- A study conducted across Karnataka indicates that the policy guidelines brought out by the government to mitigate human-leopard conflict and discourage translocation of the animal have had little impact on the ground.
- The number of leopards captured per month increased more than threefold (from 1.5 to 4.6) after the human-leopard policy guidelines were brought out in 2011.
- Similarly, there was a threefold increase in the number of leopards translocated per month (from 1 to 3.5).
- The guidelines for human-leopard conflict management were brought out in April 2011 to reduce conflict with leopards, discourage their translocation, and suggest improved ways of handling emergency conflict situations.
- In Karnataka, 357 leopards were in conflict situations and were captured between 2009 and 2016, and the final outcome was available in the case of 314 leopards. Of these, 268 were translocated in contravention of the spirit of the policy, 34 were captured and kept in captivity, while 12 died during the capture.
These findings have been published in a paper, ‘Policy to on-ground action: Evaluating a conflict policy guideline for leopards in India’, in the Journal of International Wildlife Law and Policy.

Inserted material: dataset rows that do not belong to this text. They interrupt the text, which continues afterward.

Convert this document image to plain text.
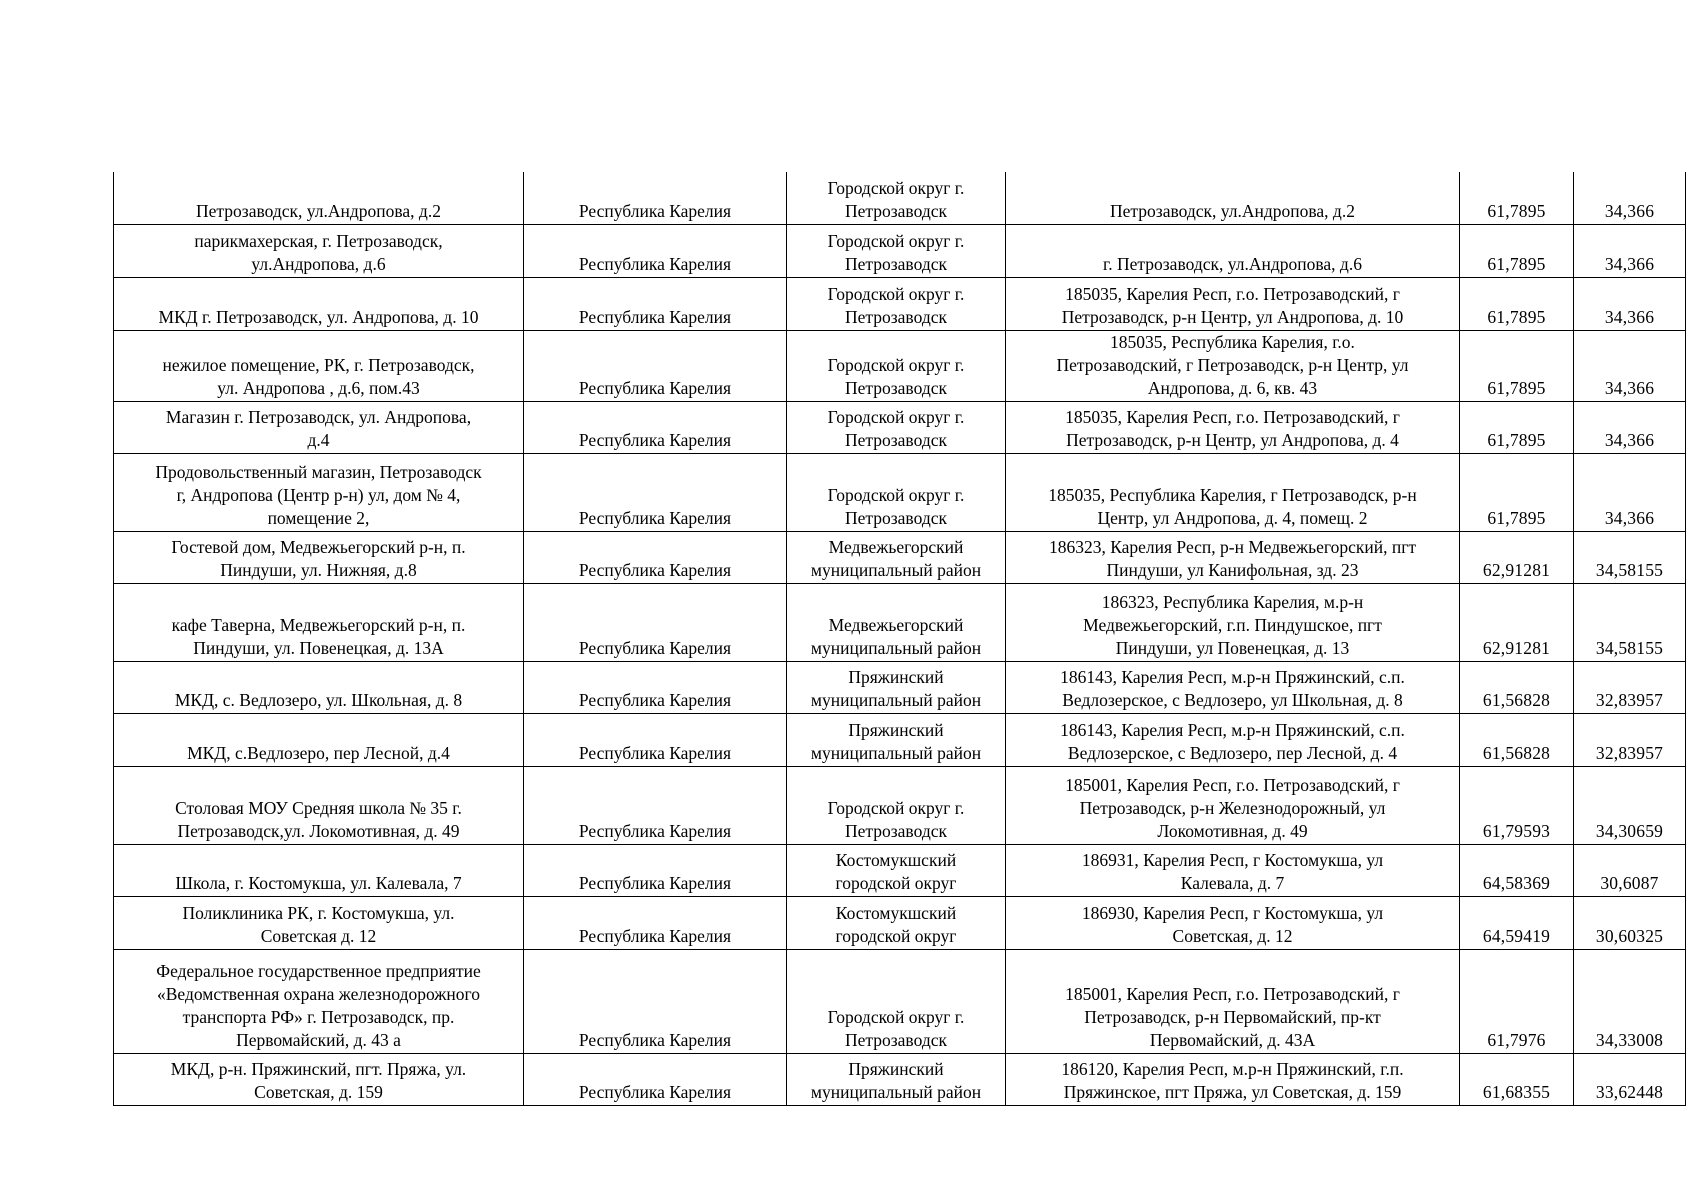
Петрозаводск, ул.Андропова, д.2	Республика Карелия	Городской округ г.
Петрозаводск	Петрозаводск, ул.Андропова, д.2	61,7895	34,366

парикмахерская, г. Петрозаводск,
ул.Андропова, д.6	Республика Карелия	Городской округ г.
Петрозаводск	г. Петрозаводск, ул.Андропова, д.6	61,7895	34,366

МКД г. Петрозаводск, ул. Андропова, д. 10	Республика Карелия	Городской округ г.
Петрозаводск	185035, Карелия Респ, г.о. Петрозаводский, г
Петрозаводск, р-н Центр, ул Андропова, д. 10	61,7895	34,366

нежилое помещение, РК, г. Петрозаводск,
ул. Андропова , д.6, пом.43	Республика Карелия	Городской округ г.
Петрозаводск	185035, Республика Карелия, г.о.
Петрозаводский, г Петрозаводск, р-н Центр, ул
Андропова, д. 6, кв. 43	61,7895	34,366

Магазин г. Петрозаводск, ул. Андропова,
д.4	Республика Карелия	Городской округ г.
Петрозаводск	185035, Карелия Респ, г.о. Петрозаводский, г
Петрозаводск, р-н Центр, ул Андропова, д. 4	61,7895	34,366

Продовольственный магазин, Петрозаводск
г, Андропова (Центр р-н) ул, дом № 4,
помещение 2,	Республика Карелия	Городской округ г.
Петрозаводск	185035, Республика Карелия, г Петрозаводск, р-н
Центр, ул Андропова, д. 4, помещ. 2	61,7895	34,366

Гостевой дом, Медвежьегорский р-н, п.
Пиндуши, ул. Нижняя, д.8	Республика Карелия	Медвежьегорский
муниципальный район	186323, Карелия Респ, р-н Медвежьегорский, пгт
Пиндуши, ул Канифольная, зд. 23	62,91281	34,58155

кафе Таверна, Медвежьегорский р-н, п.
Пиндуши, ул. Повенецкая, д. 13А	Республика Карелия	Медвежьегорский
муниципальный район	186323, Республика Карелия, м.р-н
Медвежьегорский, г.п. Пиндушское, пгт
Пиндуши, ул Повенецкая, д. 13	62,91281	34,58155

МКД, с. Ведлозеро, ул. Школьная, д. 8	Республика Карелия	Пряжинский
муниципальный район	186143, Карелия Респ, м.р-н Пряжинский, с.п.
Ведлозерское, с Ведлозеро, ул Школьная, д. 8	61,56828	32,83957

МКД, с.Ведлозеро, пер Лесной, д.4	Республика Карелия	Пряжинский
муниципальный район	186143, Карелия Респ, м.р-н Пряжинский, с.п.
Ведлозерское, с Ведлозеро, пер Лесной, д. 4	61,56828	32,83957

Столовая МОУ Средняя школа № 35 г.
Петрозаводск,ул. Локомотивная, д. 49	Республика Карелия	Городской округ г.
Петрозаводск	185001, Карелия Респ, г.о. Петрозаводский, г
Петрозаводск, р-н Железнодорожный, ул
Локомотивная, д. 49	61,79593	34,30659

Школа, г. Костомукша, ул. Калевала, 7	Республика Карелия	Костомукшский
городской округ	186931, Карелия Респ, г Костомукша, ул
Калевала, д. 7	64,58369	30,6087

Поликлиника РК, г. Костомукша, ул.
Советская д. 12	Республика Карелия	Костомукшский
городской округ	186930, Карелия Респ, г Костомукша, ул
Советская, д. 12	64,59419	30,60325

Федеральное государственное предприятие
«Ведомственная охрана железнодорожного
транспорта РФ» г. Петрозаводск, пр.
Первомайский, д. 43 а	Республика Карелия	Городской округ г.
Петрозаводск	185001, Карелия Респ, г.о. Петрозаводский, г
Петрозаводск, р-н Первомайский, пр-кт
Первомайский, д. 43А	61,7976	34,33008

МКД, р-н. Пряжинский, пгт. Пряжа, ул.
Советская, д. 159	Республика Карелия	Пряжинский
муниципальный район	186120, Карелия Респ, м.р-н Пряжинский, г.п.
Пряжинское, пгт Пряжа, ул Советская, д. 159	61,68355	33,62448
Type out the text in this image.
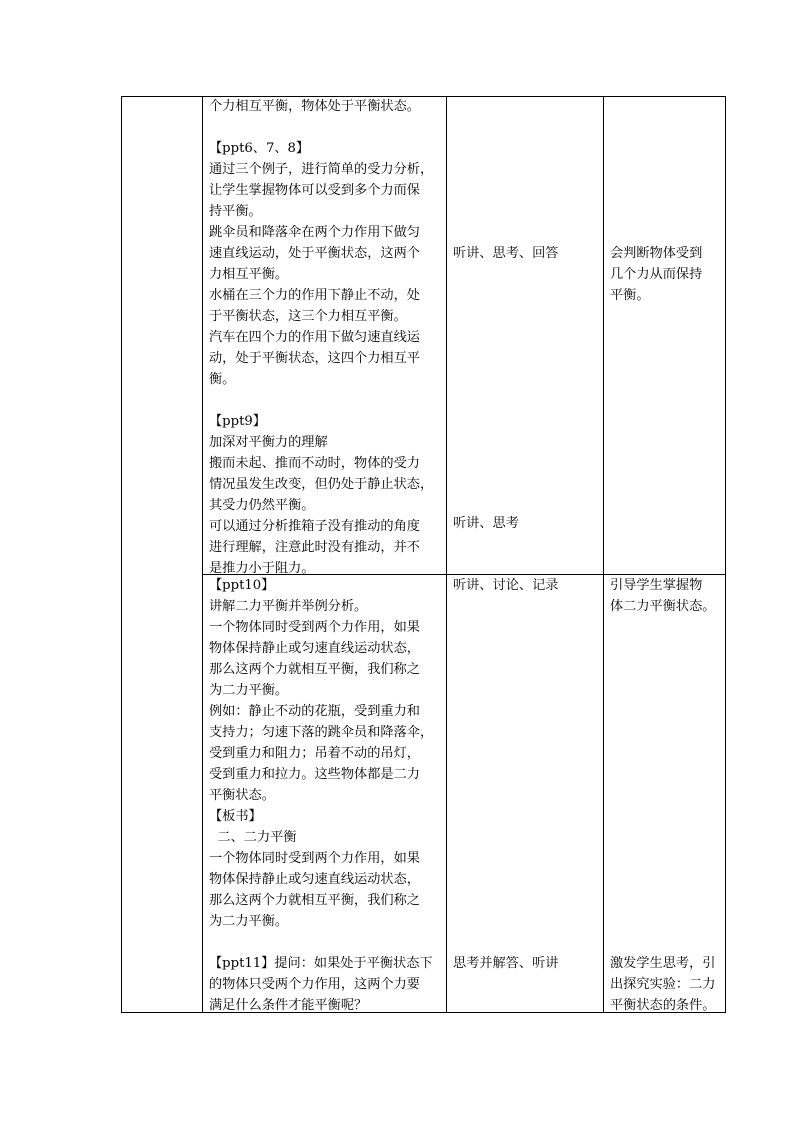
个力相互平衡，物体处于平衡状态。
【ppt6、7、8】
通过三个例子，进行简单的受力分析，
让学生掌握物体可以受到多个力而保
持平衡。
跳伞员和降落伞在两个力作用下做匀
速直线运动，处于平衡状态，这两个
力相互平衡。
水桶在三个力的作用下静止不动，处
于平衡状态，这三个力相互平衡。
汽车在四个力的作用下做匀速直线运
动，处于平衡状态，这四个力相互平
衡。
【ppt9】
加深对平衡力的理解
搬而未起、推而不动时，物体的受力
情况虽发生改变，但仍处于静止状态，
其受力仍然平衡。
可以通过分析推箱子没有推动的角度
进行理解，注意此时没有推动，并不
是推力小于阻力。
听讲、思考、回答
听讲、思考
会判断物体受到
几个力从而保持
平衡。
【ppt10】
讲解二力平衡并举例分析。
一个物体同时受到两个力作用，如果
物体保持静止或匀速直线运动状态，
那么这两个力就相互平衡，我们称之
为二力平衡。
例如：静止不动的花瓶，受到重力和
支持力；匀速下落的跳伞员和降落伞，
受到重力和阻力；吊着不动的吊灯，
受到重力和拉力。这些物体都是二力
平衡状态。
【板书】
二、二力平衡
一个物体同时受到两个力作用，如果
物体保持静止或匀速直线运动状态，
那么这两个力就相互平衡，我们称之
为二力平衡。
【ppt11】提问：如果处于平衡状态下
的物体只受两个力作用，这两个力要
满足什么条件才能平衡呢？
听讲、讨论、记录
思考并解答、听讲
引导学生掌握物
体二力平衡状态。
激发学生思考，引
出探究实验：二力
平衡状态的条件。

Taking Karnataka as a case study, the researchers analysed pre- and post-guidelines leopard captures, reasons for the captures, and the outcome for the captured leopards.
- The study found that out of 357 leopards captured across 23 of the 30 districts in the State during 2009-16, a majority (79%) occurred in Mysuru, Udupi, Hassan, Tumakuru, Ramanagaram, Ballari, Koppal, and Mandya districts.
- Of the 268 leopards translocated, many were moved to protected areas (59.7%) and some to reserved/State/minor forests (29.8%). The highest number of translocations occurred into the Bandipur Tiger Reserve (22.5%), followed by the Nagarahole Tiger Reserve (20.6%) and the Cauvery Wildlife Sanctuary (15%).
- The study indicated that of the 80 leopards translocated to reserved/State/minor forests, most releases were to the Kemphole Reserved Forest (16.2%), followed by the Devarayanadurga State Forest (7.5%) and the Bukkapatna State Forest (5%).